Der Römerbrief Kap. 10 Vers 14-21
Die Juden haben auf die Heilsbotschaft nicht gehört
Nur wer den Namen des Herrn bekennt, wird gerettet. Das Bekenntnis Christi setzt aber die Kenntnis seiner Person und seines Wesens, den Glauben an ihn voraus. Glauben aber kann nur der, der die frohe Botschaft von ihm und seinem Erlösungswerk vernommen hat. Er kann aber nur dann der Botschaft glauben, wenn sie ihm durch zuverlässige Männer gepredigt wird, die ihre göttliche Sendung beweisen können. Wären alle diese Vorbedingungen nicht erfüllt worden, dann hätten sich die Juden entschuldigen können, daß sie den Heilsweg des Glaubens nicht beschritten hatten, dann wäre ihr Widerspruch gegen das Evangelium entschuldbar. Aber die Bedingungen wurden alle erfüllt.

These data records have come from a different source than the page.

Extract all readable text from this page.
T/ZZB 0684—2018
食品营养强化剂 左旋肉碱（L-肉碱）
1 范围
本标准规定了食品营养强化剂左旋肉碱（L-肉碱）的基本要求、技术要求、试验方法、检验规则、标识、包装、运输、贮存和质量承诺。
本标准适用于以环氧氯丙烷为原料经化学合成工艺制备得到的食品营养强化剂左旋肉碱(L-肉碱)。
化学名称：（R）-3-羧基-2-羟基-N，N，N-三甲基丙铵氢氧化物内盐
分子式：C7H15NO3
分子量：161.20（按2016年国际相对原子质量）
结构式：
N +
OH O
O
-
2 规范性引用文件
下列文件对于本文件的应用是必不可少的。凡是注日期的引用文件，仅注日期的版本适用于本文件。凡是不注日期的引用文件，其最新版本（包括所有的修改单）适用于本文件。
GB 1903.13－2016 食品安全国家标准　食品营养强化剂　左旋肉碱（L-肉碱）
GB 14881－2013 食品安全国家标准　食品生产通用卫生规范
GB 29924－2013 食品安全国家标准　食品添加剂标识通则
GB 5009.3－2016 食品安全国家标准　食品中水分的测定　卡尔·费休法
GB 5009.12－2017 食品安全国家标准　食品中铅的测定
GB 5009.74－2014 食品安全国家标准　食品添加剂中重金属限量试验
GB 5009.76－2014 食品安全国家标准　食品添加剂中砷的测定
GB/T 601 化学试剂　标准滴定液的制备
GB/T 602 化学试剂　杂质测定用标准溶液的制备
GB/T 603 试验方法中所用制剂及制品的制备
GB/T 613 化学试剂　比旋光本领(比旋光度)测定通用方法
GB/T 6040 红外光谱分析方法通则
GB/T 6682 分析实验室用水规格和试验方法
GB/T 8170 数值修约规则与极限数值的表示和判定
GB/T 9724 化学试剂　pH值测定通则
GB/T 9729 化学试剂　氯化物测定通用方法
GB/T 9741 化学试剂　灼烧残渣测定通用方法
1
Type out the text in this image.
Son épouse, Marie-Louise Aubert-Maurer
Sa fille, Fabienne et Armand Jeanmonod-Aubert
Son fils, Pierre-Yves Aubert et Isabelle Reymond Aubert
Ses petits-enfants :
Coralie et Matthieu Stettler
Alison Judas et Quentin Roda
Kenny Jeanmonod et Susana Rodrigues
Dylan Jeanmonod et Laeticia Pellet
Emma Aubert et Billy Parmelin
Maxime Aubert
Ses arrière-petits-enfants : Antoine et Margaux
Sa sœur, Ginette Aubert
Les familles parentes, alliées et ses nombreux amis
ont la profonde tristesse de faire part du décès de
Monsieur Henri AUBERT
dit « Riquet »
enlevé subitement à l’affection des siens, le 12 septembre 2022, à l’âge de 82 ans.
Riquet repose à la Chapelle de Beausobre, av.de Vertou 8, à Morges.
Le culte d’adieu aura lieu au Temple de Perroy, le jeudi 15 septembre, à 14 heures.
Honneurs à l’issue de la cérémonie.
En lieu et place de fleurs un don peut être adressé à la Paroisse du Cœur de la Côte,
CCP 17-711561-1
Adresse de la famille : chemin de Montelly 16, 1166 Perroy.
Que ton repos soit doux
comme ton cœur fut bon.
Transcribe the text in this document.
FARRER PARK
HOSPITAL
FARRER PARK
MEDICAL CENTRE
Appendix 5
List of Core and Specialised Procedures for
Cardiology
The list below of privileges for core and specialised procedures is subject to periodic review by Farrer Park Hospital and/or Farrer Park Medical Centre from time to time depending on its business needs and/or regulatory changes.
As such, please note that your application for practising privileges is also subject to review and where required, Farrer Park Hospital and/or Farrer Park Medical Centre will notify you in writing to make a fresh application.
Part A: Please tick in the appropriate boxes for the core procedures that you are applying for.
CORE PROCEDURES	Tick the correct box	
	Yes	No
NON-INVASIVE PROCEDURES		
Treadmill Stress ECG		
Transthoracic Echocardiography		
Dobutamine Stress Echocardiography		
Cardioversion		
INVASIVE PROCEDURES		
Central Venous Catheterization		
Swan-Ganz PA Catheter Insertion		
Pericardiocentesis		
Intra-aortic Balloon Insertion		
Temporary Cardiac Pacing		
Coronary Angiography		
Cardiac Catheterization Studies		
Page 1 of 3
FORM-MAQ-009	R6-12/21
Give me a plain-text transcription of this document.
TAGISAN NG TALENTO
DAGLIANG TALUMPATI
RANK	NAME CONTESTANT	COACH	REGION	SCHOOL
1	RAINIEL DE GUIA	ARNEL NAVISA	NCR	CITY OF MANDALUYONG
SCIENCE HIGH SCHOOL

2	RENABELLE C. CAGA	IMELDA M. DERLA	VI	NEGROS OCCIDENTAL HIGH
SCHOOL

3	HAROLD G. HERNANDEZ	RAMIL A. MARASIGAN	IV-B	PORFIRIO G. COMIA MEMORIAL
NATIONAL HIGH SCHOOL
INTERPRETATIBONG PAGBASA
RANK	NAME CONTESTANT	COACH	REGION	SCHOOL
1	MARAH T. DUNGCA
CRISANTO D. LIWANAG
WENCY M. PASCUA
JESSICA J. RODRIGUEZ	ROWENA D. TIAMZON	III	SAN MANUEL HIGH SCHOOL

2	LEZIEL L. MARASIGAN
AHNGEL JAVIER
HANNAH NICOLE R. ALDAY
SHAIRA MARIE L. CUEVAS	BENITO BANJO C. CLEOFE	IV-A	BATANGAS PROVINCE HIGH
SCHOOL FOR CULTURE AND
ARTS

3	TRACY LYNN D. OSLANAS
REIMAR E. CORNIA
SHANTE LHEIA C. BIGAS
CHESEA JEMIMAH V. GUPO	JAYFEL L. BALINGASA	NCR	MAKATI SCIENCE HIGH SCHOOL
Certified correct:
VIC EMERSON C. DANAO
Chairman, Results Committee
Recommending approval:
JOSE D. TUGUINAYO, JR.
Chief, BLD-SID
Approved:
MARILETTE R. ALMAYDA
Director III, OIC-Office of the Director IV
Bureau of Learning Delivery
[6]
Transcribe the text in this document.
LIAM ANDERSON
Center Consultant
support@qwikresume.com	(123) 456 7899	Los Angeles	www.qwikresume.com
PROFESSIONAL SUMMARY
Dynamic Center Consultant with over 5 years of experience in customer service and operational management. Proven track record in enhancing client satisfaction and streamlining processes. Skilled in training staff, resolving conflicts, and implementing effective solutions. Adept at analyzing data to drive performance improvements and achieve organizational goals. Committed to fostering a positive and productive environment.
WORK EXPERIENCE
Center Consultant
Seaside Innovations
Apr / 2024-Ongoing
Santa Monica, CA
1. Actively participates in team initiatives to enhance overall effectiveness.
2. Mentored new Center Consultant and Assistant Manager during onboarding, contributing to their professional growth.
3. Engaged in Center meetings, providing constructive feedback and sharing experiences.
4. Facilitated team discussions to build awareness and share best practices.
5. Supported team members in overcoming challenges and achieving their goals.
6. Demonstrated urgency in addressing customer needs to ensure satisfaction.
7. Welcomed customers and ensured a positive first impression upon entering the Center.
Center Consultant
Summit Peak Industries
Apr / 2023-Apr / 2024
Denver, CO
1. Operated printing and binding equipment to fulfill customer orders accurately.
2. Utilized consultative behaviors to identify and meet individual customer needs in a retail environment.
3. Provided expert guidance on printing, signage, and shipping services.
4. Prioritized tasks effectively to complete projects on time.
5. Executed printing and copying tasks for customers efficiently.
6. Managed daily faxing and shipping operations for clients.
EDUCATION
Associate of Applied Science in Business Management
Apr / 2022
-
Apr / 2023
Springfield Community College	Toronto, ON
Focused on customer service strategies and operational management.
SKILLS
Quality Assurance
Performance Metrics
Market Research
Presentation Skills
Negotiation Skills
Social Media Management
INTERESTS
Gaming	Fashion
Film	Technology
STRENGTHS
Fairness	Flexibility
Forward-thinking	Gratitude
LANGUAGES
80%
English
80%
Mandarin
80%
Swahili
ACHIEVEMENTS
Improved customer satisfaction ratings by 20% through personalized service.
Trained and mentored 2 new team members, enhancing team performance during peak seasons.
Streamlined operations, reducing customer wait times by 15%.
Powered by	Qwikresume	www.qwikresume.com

Die Apostel haben sich als Gesandte Gottes ausgewiesen und wahrheitsgemäß die Heilsbotschaft verkündet. Der Prophet Isaias hatte mit Jubel die Boten begrüßt, die einmal über die Berge Palästinas eilen, um die frohe Kunde von der Erlösung aus dem Exil zu melden. Was ist aber diese frohe Kunde im Vergleich zur Botschaft von der Erlösung aus der Knechtschaft der Sünde, von der die Befreiung aus der babylonischen Gefangenschaft doch nur ein Schattenbild war. Mit welchem Jubel hätten die Juden die Apostel als Boten Christi begrüßen und wie begierig ihrer Predigt lauschen müssen! Aber nicht alle glaubten dem Evangelium und leisteten ihm Folge. Schon der Prophet Isaias hatte den Unglauben Israels voraus gesehen und voraus verkündigt: „Herr, wer glaubte unserer Botschaft?“ (53, 1) Er dachte an die Botschaft von der Erlösung durch den Tod und die stellvertretende Genugtuung des Gottesknechtes. Der Glaube kommt vom Hören, das Hören aber durch as Wort Gottes. Die Predigt der Apostel ist das Wort Christi: „Wer euch hört, hört mich, wer euch verwirf, der verwirft mich“ (Luk. 10, 16). Die Ablehnung der Predigt der Apostel bedeutet die Ablehnung Christi selbst.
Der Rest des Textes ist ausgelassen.